With our warm Southern summer now underway, we were more than delighted to pile into a big (air conditioned!) pick-up truck to navigate the 1,200 acres that serve as the home for more than 1,300 cows (Holstein, Jersey and Guernsey). Mike showed us the process of preparing the many different kinds of feed (all corn-based) given to their cows. There’s even a nutritionist on hand to help determine the best diet for each individual animal.
Hello? I could use some help around here, too. Or at least someone to slap the Cheetos out of my hand.
My girl managed to smuggle a little of the feed (I think it was the variety that actually smelled like distilled whiskey) home to the family cat. But the jerky furbag (not surprisingly) turned up his nose to my sweet child’s offering. A gerbil would’ve appreciated it, Milo. Always remember that you can easily be replaced.
And, of course, we saw lots … and lots … and lots of healthy cows with the sweet Puss ‘n’ Boots eyes. But the big highlight of the day was visiting the babies. They’re organized by age in what I’m stupidly going to call the cow nursery. My girl fell in love with a cute set of twins born early this week. But I was there to see a special cow named Michele. She was born on May 8 (Virginia’s birthday, by the way) meaning she was grouped with all the other one-month-olds. So, I walked down the aisle checking out every calf and reading every tag. Cow face … cow face … cow face … cow butt … cow face … cow face … cow face.
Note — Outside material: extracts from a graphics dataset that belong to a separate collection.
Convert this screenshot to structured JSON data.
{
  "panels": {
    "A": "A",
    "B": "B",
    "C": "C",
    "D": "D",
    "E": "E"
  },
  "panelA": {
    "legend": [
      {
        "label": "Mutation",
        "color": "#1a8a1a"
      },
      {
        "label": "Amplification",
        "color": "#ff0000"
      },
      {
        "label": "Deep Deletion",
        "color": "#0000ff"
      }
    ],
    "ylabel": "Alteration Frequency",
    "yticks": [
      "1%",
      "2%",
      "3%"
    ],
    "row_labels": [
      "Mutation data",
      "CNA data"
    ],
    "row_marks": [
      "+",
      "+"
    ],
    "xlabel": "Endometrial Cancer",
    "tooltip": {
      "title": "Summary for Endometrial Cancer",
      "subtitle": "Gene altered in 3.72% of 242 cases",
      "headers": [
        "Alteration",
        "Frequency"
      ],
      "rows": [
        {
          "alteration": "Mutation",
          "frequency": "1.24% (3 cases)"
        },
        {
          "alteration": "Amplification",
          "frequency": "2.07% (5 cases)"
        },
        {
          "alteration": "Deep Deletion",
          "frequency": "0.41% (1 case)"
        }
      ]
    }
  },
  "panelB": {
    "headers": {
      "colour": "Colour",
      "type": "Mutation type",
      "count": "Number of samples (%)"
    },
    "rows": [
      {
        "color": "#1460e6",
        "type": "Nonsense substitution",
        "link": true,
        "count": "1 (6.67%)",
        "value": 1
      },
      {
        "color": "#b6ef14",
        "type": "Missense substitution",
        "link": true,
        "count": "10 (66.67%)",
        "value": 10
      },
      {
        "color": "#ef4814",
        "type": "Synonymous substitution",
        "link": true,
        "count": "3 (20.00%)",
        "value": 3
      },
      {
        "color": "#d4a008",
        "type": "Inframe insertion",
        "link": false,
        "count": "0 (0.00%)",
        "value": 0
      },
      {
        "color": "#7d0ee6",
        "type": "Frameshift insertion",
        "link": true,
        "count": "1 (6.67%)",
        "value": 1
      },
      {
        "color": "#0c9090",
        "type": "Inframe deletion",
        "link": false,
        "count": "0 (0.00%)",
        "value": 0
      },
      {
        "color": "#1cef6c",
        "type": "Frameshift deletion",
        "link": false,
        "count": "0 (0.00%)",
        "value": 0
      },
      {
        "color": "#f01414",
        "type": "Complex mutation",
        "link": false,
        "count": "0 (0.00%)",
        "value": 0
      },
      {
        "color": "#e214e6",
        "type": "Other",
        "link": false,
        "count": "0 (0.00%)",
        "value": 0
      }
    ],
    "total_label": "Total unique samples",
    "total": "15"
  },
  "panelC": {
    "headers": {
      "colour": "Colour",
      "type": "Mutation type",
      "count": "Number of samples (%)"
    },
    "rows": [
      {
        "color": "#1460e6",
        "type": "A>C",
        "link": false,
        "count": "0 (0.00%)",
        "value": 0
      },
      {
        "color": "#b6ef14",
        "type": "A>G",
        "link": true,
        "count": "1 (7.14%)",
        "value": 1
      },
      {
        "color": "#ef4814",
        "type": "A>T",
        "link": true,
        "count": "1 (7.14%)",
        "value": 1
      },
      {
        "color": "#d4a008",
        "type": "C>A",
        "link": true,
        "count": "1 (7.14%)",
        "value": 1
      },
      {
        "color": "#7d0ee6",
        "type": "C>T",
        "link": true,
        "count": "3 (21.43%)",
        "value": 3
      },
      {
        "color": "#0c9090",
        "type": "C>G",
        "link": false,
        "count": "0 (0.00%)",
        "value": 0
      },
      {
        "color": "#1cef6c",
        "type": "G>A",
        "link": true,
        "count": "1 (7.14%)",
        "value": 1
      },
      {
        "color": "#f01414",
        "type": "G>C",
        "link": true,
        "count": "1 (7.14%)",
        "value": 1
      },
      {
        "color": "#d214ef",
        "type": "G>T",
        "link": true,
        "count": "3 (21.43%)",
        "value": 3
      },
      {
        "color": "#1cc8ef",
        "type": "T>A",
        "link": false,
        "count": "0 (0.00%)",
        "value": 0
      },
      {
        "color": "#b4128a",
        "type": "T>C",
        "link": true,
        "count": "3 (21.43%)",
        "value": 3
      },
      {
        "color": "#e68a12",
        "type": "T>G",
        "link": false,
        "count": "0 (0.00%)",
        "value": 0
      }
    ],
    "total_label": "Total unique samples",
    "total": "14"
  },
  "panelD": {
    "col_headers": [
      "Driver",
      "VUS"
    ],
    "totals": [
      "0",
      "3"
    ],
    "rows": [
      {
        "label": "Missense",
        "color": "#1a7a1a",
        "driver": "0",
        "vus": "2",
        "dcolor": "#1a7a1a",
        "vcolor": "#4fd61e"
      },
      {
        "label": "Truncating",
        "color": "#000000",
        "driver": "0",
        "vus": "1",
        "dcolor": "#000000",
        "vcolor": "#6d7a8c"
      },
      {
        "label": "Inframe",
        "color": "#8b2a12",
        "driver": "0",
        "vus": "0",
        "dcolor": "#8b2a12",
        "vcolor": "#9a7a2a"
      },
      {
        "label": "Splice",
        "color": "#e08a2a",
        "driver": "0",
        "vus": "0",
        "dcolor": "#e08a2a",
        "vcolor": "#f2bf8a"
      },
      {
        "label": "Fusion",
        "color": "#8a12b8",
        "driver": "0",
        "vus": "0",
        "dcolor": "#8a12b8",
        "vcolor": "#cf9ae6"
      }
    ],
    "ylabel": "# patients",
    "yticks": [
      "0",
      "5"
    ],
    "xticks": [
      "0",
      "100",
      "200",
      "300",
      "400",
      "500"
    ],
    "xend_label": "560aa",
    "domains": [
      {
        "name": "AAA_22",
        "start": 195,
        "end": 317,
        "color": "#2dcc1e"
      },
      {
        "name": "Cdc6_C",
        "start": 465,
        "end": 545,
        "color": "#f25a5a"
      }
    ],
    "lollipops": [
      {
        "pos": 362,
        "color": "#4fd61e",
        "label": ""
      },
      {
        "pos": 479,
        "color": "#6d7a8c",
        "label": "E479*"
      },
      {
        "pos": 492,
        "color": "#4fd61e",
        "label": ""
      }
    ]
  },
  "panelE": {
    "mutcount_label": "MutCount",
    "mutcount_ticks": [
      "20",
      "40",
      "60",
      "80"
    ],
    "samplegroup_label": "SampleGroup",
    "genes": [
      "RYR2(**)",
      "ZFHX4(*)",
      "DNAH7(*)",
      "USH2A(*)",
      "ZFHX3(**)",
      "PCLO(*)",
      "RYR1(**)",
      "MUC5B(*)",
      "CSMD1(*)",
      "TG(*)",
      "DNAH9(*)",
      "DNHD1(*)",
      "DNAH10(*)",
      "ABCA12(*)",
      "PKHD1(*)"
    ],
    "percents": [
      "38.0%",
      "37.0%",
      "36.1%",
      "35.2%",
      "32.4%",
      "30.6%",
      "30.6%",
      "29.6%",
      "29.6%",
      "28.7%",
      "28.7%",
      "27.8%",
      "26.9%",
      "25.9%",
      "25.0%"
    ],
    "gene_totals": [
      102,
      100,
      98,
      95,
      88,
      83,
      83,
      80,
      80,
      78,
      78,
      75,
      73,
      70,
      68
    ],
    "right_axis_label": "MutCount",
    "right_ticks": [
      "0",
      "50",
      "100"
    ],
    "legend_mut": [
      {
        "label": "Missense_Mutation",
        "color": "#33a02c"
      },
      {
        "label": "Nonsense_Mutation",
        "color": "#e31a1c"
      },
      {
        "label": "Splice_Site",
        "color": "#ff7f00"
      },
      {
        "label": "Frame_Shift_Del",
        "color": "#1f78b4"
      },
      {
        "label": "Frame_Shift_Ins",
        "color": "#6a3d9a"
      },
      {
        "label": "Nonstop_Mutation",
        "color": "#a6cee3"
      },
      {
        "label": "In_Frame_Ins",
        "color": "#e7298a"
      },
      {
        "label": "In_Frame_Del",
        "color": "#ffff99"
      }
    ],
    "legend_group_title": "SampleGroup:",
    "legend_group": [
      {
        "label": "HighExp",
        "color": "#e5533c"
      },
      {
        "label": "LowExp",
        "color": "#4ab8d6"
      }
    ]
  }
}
Michele was the only one who INSISTED on standing backwards in her little stall.
Mike turned her around so we could snap a few pictures but, as soon as she was able, she reversed herself right back to her position of nonconformity. Michele seemed to vacillate between wanting to be different from the other cows and wanting to take a nap. (I’m sure my friends and family will have a veritable field day with that one.)
Does anyone else hear ‘We Are the World’ in their head right now?
I think she liked me because she ate a little of my hair during this picture.
The kids had a blast with all the babies. We probably spent the most time on this leg of the tour. Then … after learning a little more about the whole milking process … WE GOT TO MILK THE COWS! Thankfully, there were rubber gloves involved ’cause it took some real doing to get the job done. And, as a woman who spent four years of her life nursing kids (where’s TIME Magazine when you need ‘em?), my heart went out for these old girls, many of whom produce milk for well over a DECADE. And … get this … the average cow produces 60 pounds of milk PER DAY. That’s EIGHT gallons of milk daily.
Frankly, I can’t believe Dave and I have been wasting our money sinking it into college funds and IRAs … when we could just invest in a cow. I could sell to the whole freakin’ neighborhood! Of course, I could never compete with the good people at Kleinpeter. (Brag Alert – They were the first agricultural enterprise in the nation to earn a perfect score of 100 from the American Humane Association. They’re also the first organization who have been able to manage that same perfection for four years running.) To cover the cost of her maintenance, a cow kept at MY house would probably have to give rides to all the neighborhood kids while wearing a tutu and lipstick … so maybe I need to rethink the whole cow-in-the-backyard-next-to-the-trampoline thing.
Anyway, we had a great time, we learned a lot and we all gorged ourselves on fresh, 36-degree (the perfect temperature for milk, say the experts) milk, both chocolate and vitamin D. Thanks, Mr. K. Mike did a phenomenal job with us yesterday. We all left knowing way more about cows, milk and everything in between than we ever expected.